Check the ATO website for more information.

Other work-related expenses

Even if you don’t work from home, you may still be eligible to claim a deduction for certain work-related expenses. Some of the most common deductions include:

  • Vehicle and travel expenses

  • Self-education

  • Tools and equipment

  • Clothing, laundry and dry-cleaning

  • Other work related deductions.

Remember, the expense must relate directly to earning your income and you can’t claim a deduction if you were already reimbursed for the expense by your employer.

What if my income comes from investments?  

If some or all of your income is from investments, dividends or interest, you can claim a deduction for certain expenses you incur while earning that income. This includes things like:

  • Account keeping fees

  • Interest charged on money you borrow to purchase the investment (e.g. shares or property).

Because investment deductions can be complicated, always seek help from a tax professional to help maximise your return.

Superannuation tax offsets

No matter your income, there’s a few handy ways you can boost both your super balance and your tax refund.

Super spouse tax offset

If your spouse or partner earns less than $37,000 this financial year, and you contribute $3000 to their superannuation account, you could be eligible for a $540 tax offset. If your spouse earns up to $40,000, you may still be eligible for a part-offset amount.

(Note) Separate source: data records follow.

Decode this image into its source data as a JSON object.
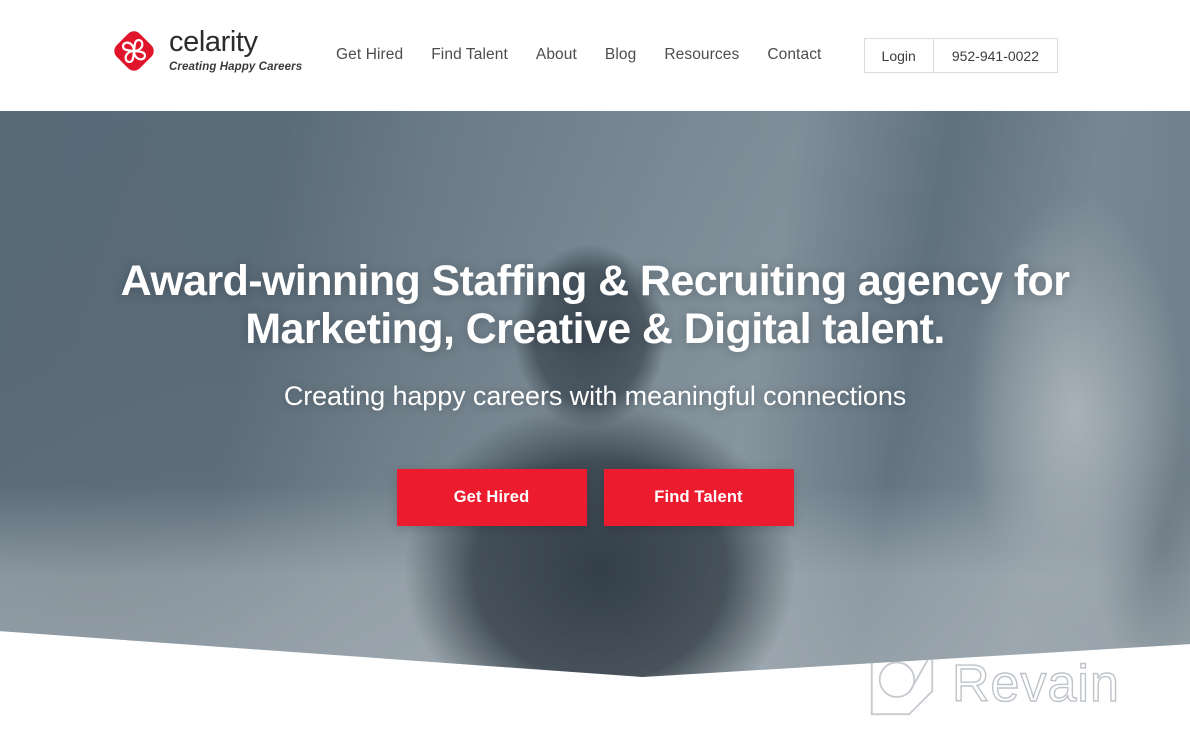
{
  "header": {
    "brand": {
      "name": "celarity",
      "tagline": "Creating Happy Careers",
      "logo_icon": "celarity-diamond-logo",
      "logo_color": "#e0152b"
    },
    "nav": [
      {
        "label": "Get Hired"
      },
      {
        "label": "Find Talent"
      },
      {
        "label": "About"
      },
      {
        "label": "Blog"
      },
      {
        "label": "Resources"
      },
      {
        "label": "Contact"
      }
    ],
    "actions": {
      "login_label": "Login",
      "phone_label": "952-941-0022"
    }
  },
  "hero": {
    "title": "Award-winning Staffing & Recruiting agency for Marketing, Creative & Digital talent.",
    "subtitle": "Creating happy careers with meaningful connections",
    "buttons": [
      {
        "label": "Get Hired"
      },
      {
        "label": "Find Talent"
      }
    ],
    "accent_color": "#ec1b2e"
  },
  "watermark": {
    "text": "Revain",
    "icon": "revain-magnifier-logo",
    "color": "#969ea8"
  }
}
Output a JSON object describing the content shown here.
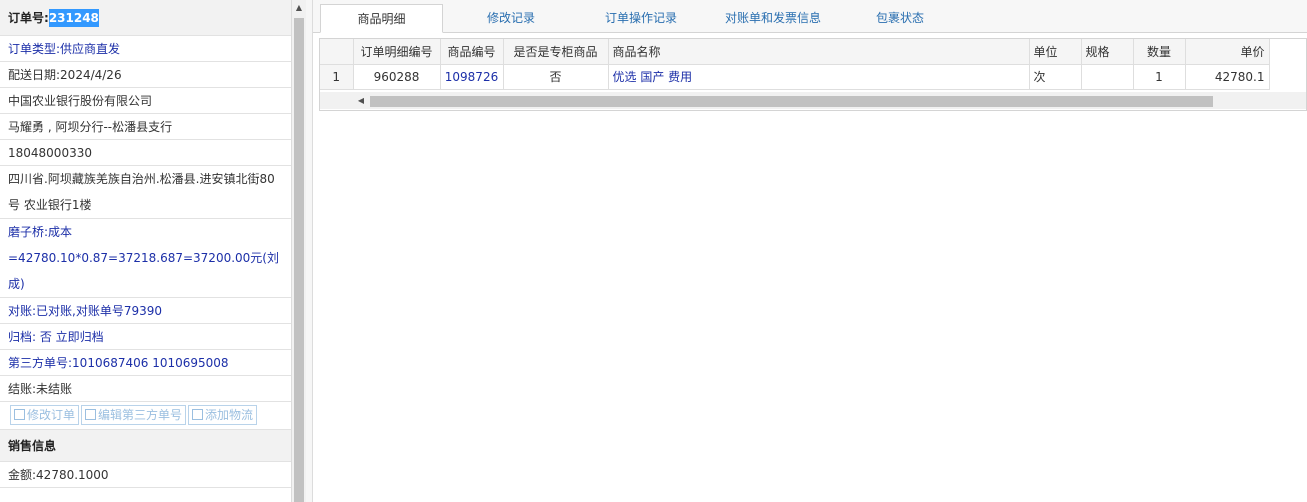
{
  "order": {
    "number_label": "订单号:",
    "number_value": "231248",
    "type": "订单类型:供应商直发",
    "delivery_date": "配送日期:2024/4/26",
    "company": "中国农业银行股份有限公司",
    "contact": "马耀勇 , 阿坝分行--松潘县支行",
    "phone": "18048000330",
    "address": "四川省.阿坝藏族羌族自治州.松潘县.进安镇北街80号 农业银行1楼",
    "mozi_bridge": "磨子桥:成本=42780.10*0.87=37218.687=37200.00元(刘成)",
    "reconcile": "对账:已对账,对账单号79390",
    "archive": "归档: 否 立即归档",
    "third_party": "第三方单号:1010687406 1010695008",
    "settlement": "结账:未结账"
  },
  "buttons": {
    "edit_order": "修改订单",
    "edit_third_party": "编辑第三方单号",
    "add_logistics": "添加物流"
  },
  "sales": {
    "title": "销售信息",
    "amount": "金额:42780.1000"
  },
  "tabs": [
    "商品明细",
    "修改记录",
    "订单操作记录",
    "对账单和发票信息",
    "包裹状态"
  ],
  "table": {
    "columns": [
      "",
      "订单明细编号",
      "商品编号",
      "是否是专柜商品",
      "商品名称",
      "单位",
      "规格",
      "数量",
      "单价"
    ],
    "rows": [
      [
        "1",
        "960288",
        "1098726",
        "否",
        "优选 国产 费用",
        "次",
        "",
        "1",
        "42780.1"
      ]
    ]
  },
  "icons": {
    "edit": "edit-icon",
    "scroll_up": "arrow-up-icon",
    "scroll_left": "arrow-left-icon"
  }
}
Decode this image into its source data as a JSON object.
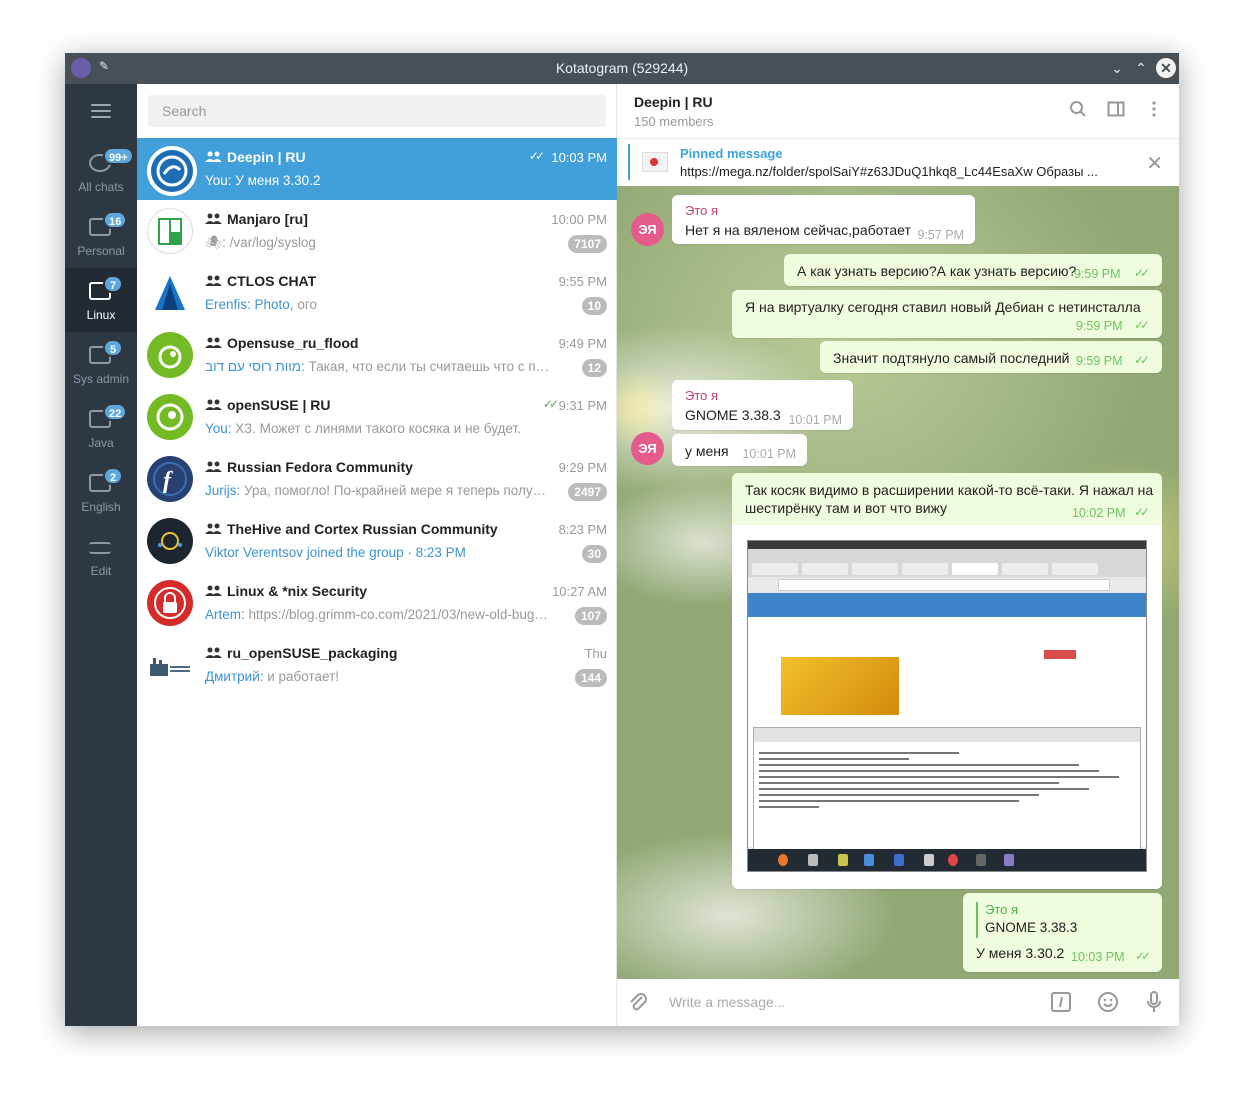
{
  "window": {
    "title": "Kotatogram (529244)"
  },
  "folders": [
    {
      "label": "All chats",
      "badge": "99+"
    },
    {
      "label": "Personal",
      "badge": "16"
    },
    {
      "label": "Linux",
      "badge": "7"
    },
    {
      "label": "Sys admin",
      "badge": "5"
    },
    {
      "label": "Java",
      "badge": "22"
    },
    {
      "label": "English",
      "badge": "2"
    },
    {
      "label": "Edit"
    }
  ],
  "search": {
    "placeholder": "Search"
  },
  "chats": [
    {
      "name": "Deepin | RU",
      "time": "10:03 PM",
      "preview": "You: У меня 3.30.2",
      "read": true
    },
    {
      "name": "Manjaro [ru]",
      "time": "10:00 PM",
      "preview": "🕷: /var/log/syslog",
      "unread": "7107"
    },
    {
      "name": "CTLOS CHAT",
      "time": "9:55 PM",
      "from": "Erenfis: Photo,",
      "preview": " ого",
      "unread": "10"
    },
    {
      "name": "Opensuse_ru_flood",
      "time": "9:49 PM",
      "from": "מוות רוסי עם דוב:",
      "preview": " Такая, что если ты считаешь что с прибо...",
      "unread": "12"
    },
    {
      "name": "openSUSE | RU",
      "time": "9:31 PM",
      "from": "You:",
      "preview": " ХЗ. Может с линями такого косяка и не будет.",
      "read": true
    },
    {
      "name": "Russian Fedora Community",
      "time": "9:29 PM",
      "from": "Jurijs:",
      "preview": " Ура, помогло! По-крайней мере я теперь получи...",
      "unread": "2497"
    },
    {
      "name": "TheHive and Cortex Russian Community",
      "time": "8:23 PM",
      "from": "Viktor Verentsov joined the group · 8:23 PM",
      "preview": "",
      "unread": "30"
    },
    {
      "name": "Linux & *nix Security",
      "time": "10:27 AM",
      "from": "Artem:",
      "preview": " https://blog.grimm-co.com/2021/03/new-old-bugs-i...",
      "unread": "107"
    },
    {
      "name": "ru_openSUSE_packaging",
      "time": "Thu",
      "from": "Дмитрий:",
      "preview": " и работает!",
      "unread": "144"
    }
  ],
  "header": {
    "title": "Deepin | RU",
    "subtitle": "150 members"
  },
  "pinned": {
    "label": "Pinned message",
    "text": "https://mega.nz/folder/spolSaiY#z63JDuQ1hkq8_Lc44EsaXw  Образы ..."
  },
  "messages": [
    {
      "sender": "Это я",
      "text": "Нет я на вяленом сейчас,работает",
      "time": "9:57 PM",
      "avatar": "ЭЯ"
    },
    {
      "text": "А как узнать версию?А как узнать версию?",
      "time": "9:59 PM"
    },
    {
      "text": "Я на виртуалку сегодня ставил новый Дебиан с нетинсталла",
      "time": "9:59 PM"
    },
    {
      "text": "Значит подтянуло самый последний",
      "time": "9:59 PM"
    },
    {
      "sender": "Это я",
      "text": "GNOME 3.38.3",
      "time": "10:01 PM"
    },
    {
      "text": "у меня",
      "time": "10:01 PM",
      "avatar": "ЭЯ"
    },
    {
      "text_line1": "Так косяк видимо в расширении какой-то всё-таки. Я нажал на",
      "text_line2": "шестирёнку там и вот что вижу",
      "time": "10:02 PM"
    },
    {
      "reply_sender": "Это я",
      "reply_text": "GNOME 3.38.3",
      "text": "У меня 3.30.2",
      "time": "10:03 PM"
    }
  ],
  "composer": {
    "placeholder": "Write a message..."
  },
  "colors": {
    "accent": "#419fd9",
    "sidebar": "#2e3842",
    "outgoing": "#effdde",
    "sender": "#c03d73"
  }
}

Tax deduction for personal super contributions

For some people, making top-up concessional super contributions is an effective way to reduce your taxable income. It works like this: You’re allowed to claim a tax deduction for the amount of any personal, ‘after-tax’ super contributions you make in a financial year (e.g. from your take home pay), up to your concessional contribution limit. The contribution is then taxed at 15 per cent in your super fund, instead of at your marginal tax rate. So depending on your income, this could mean a tax saving.

There are eligibility requirements and you need to let your super fund know in advance using a Notice of intent to claim form. Speak to a financial advisor to find out if this strategy is right for you.

Government super co-contribution for low income earners

Not a tax refund as such, but this is a great way for low-income earners to top-up their super balance at tax time. If you earn less than $39,837 and you make an after-tax contribution of $1000 to your super, the federal government will provide a $500 co-contribution. If you earn up to $54,837, you’re still eligible for a part contribution, provided you meet all the eligibility criteria.

Last, but not least, it’s worth mentioning that costs associated with preparing your tax return are tax deductible – so don’t hesitate to consult a professional tax adviser.